One of his examples is a game we're covering, XCOM: Enemy Unknown:
XCOM: Enemy Unknown, for example, is one of the best-received games of 2012, due in part to its use of RPG mechanics. Tactics games are often associated with RPGs (especially Japanese-style tactics games) but the connection isn't always so concrete with "western" games. For example, I don't really qualify the original X-COM: UFO Defense as an RPG, due to its too-large squads filled with personality-free squaddies, whereas Jagged Alliance 2 certainly fit the mold.
XCOM tweaks the initial game's form in ways that align with traditional role-playing games. The squad size is limited to 4-6 characters, traditional RPG numbers, and only having one base means you rarely need large numbers of squaddies – I never had more than 15 at once, and even that was high due to playing on "Classic" difficulty. It also slightly decreases the importance of the strategic decision-making level, putting the focus on the characters in the field.

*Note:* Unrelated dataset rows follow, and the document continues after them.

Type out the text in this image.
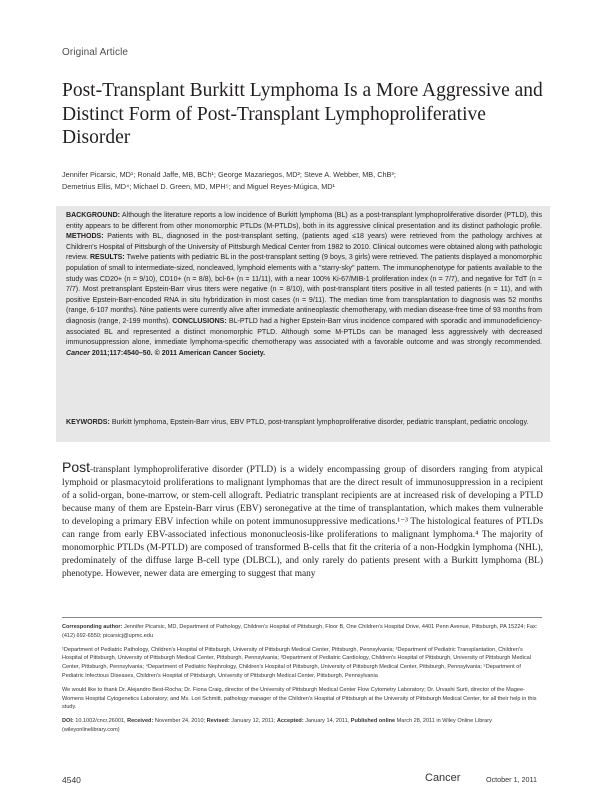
Original Article
Post-Transplant Burkitt Lymphoma Is a More Aggressive and Distinct Form of Post-Transplant Lymphoproliferative Disorder
Jennifer Picarsic, MD¹; Ronald Jaffe, MB, BCh¹; George Mazariegos, MD²; Steve A. Webber, MB, ChB³;
Demetrius Ellis, MD⁴; Michael D. Green, MD, MPH⁵; and Miguel Reyes-Múgica, MD¹
BACKGROUND: Although the literature reports a low incidence of Burkitt lymphoma (BL) as a post-transplant lymphoproliferative disorder (PTLD), this entity appears to be different from other monomorphic PTLDs (M-PTLDs), both in its aggressive clinical presentation and its distinct pathologic profile. METHODS: Patients with BL, diagnosed in the post-transplant setting, (patients aged ≤18 years) were retrieved from the pathology archives at Children's Hospital of Pittsburgh of the University of Pittsburgh Medical Center from 1982 to 2010. Clinical outcomes were obtained along with pathologic review. RESULTS: Twelve patients with pediatric BL in the post-transplant setting (9 boys, 3 girls) were retrieved. The patients displayed a monomorphic population of small to intermediate-sized, noncleaved, lymphoid elements with a "starry-sky" pattern. The immunophenotype for patients available to the study was CD20+ (n = 9/10), CD10+ (n = 8/8), bcl-6+ (n = 11/11), with a near 100% Ki-67/MIB-1 proliferation index (n = 7/7), and negative for TdT (n = 7/7). Most pretransplant Epstein-Barr virus titers were negative (n = 8/10), with post-transplant titers positive in all tested patients (n = 11), and with positive Epstein-Barr-encoded RNA in situ hybridization in most cases (n = 9/11). The median time from transplantation to diagnosis was 52 months (range, 6-107 months). Nine patients were currently alive after immediate antineoplastic chemotherapy, with median disease-free time of 93 months from diagnosis (range, 2-199 months). CONCLUSIONS: BL-PTLD had a higher Epstein-Barr virus incidence compared with sporadic and immunodeficiency-associated BL and represented a distinct monomorphic PTLD. Although some M-PTLDs can be managed less aggressively with decreased immunosuppression alone, immediate lymphoma-specific chemotherapy was associated with a favorable outcome and was strongly recommended. Cancer 2011;117:4540–50. © 2011 American Cancer Society.
KEYWORDS: Burkitt lymphoma, Epstein-Barr virus, EBV PTLD, post-transplant lymphoproliferative disorder, pediatric transplant, pediatric oncology.
Post-transplant lymphoproliferative disorder (PTLD) is a widely encompassing group of disorders ranging from atypical lymphoid or plasmacytoid proliferations to malignant lymphomas that are the direct result of immunosuppression in a recipient of a solid-organ, bone-marrow, or stem-cell allograft. Pediatric transplant recipients are at increased risk of developing a PTLD because many of them are Epstein-Barr virus (EBV) seronegative at the time of transplantation, which makes them vulnerable to developing a primary EBV infection while on potent immunosuppressive medications.¹⁻³ The histological features of PTLDs can range from early EBV-associated infectious mononucleosis-like proliferations to malignant lymphoma.⁴ The majority of monomorphic PTLDs (M-PTLD) are composed of transformed B-cells that fit the criteria of a non-Hodgkin lymphoma (NHL), predominately of the diffuse large B-cell type (DLBCL), and only rarely do patients present with a Burkitt lymphoma (BL) phenotype. However, newer data are emerging to suggest that many

Corresponding author: Jennifer Picarsic, MD, Department of Pathology, Children's Hospital of Pittsburgh, Floor B, One Children's Hospital Drive, 4401 Penn Avenue, Pittsburgh, PA 15224; Fax: (412) 692-6550; picarsicj@upmc.edu

¹Department of Pediatric Pathology, Children's Hospital of Pittsburgh, University of Pittsburgh Medical Center, Pittsburgh, Pennsylvania; ²Department of Pediatric Transplantation, Children's Hospital of Pittsburgh, University of Pittsburgh Medical Center, Pittsburgh, Pennsylvania; ³Department of Pediatric Cardiology, Children's Hospital of Pittsburgh, University of Pittsburgh Medical Center, Pittsburgh, Pennsylvania; ⁴Department of Pediatric Nephrology, Children's Hospital of Pittsburgh, University of Pittsburgh Medical Center, Pittsburgh, Pennsylvania; ⁵Department of Pediatric Infectious Diseases, Children's Hospital of Pittsburgh, University of Pittsburgh Medical Center, Pittsburgh, Pennsylvania

We would like to thank Dr. Alejandro Best-Rocha; Dr. Fiona Craig, director of the University of Pittsburgh Medical Center Flow Cytometry Laboratory; Dr. Urvashi Surti, director of the Magee-Womens Hospital Cytogenetics Laboratory; and Ms. Lori Schmitt, pathology manager of the Children's Hospital of Pittsburgh at the University of Pittsburgh Medical Center, for all their help in this study.

DOI: 10.1002/cncr.26001, Received: November 24, 2010; Revised: January 12, 2011; Accepted: January 14, 2011, Published online March 28, 2011 in Wiley Online Library (wileyonlinelibrary.com)

4540	Cancer	October 1, 2011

It's the level of RPG-like character customization that makes XCOM different, and in many ways stronger, than its predecessor. Spending time customizing character face, voice, and hair is a hallmark of an RPG (although those options are too limited for my tastes). On the other hand, the ability to customize armor color and design gave instant differentiation and personality to the soldiers. But the RPG-style customization isn't simply cosmetic. XCOM assigns the soldiers into classes. As they complete missions, they gain promotions, which act as levels, and with those, they're given new skills, most of which are choices. A third-level Sniper gets to choose between the "Squadshot" skill and the "Snapshot" skill, letting you customize a character for accuracy or mobility. I'd still hesitate to call XCOM an RPG but I wouldn't hesitate at all to say that it's a better game for its similarities to RPGs.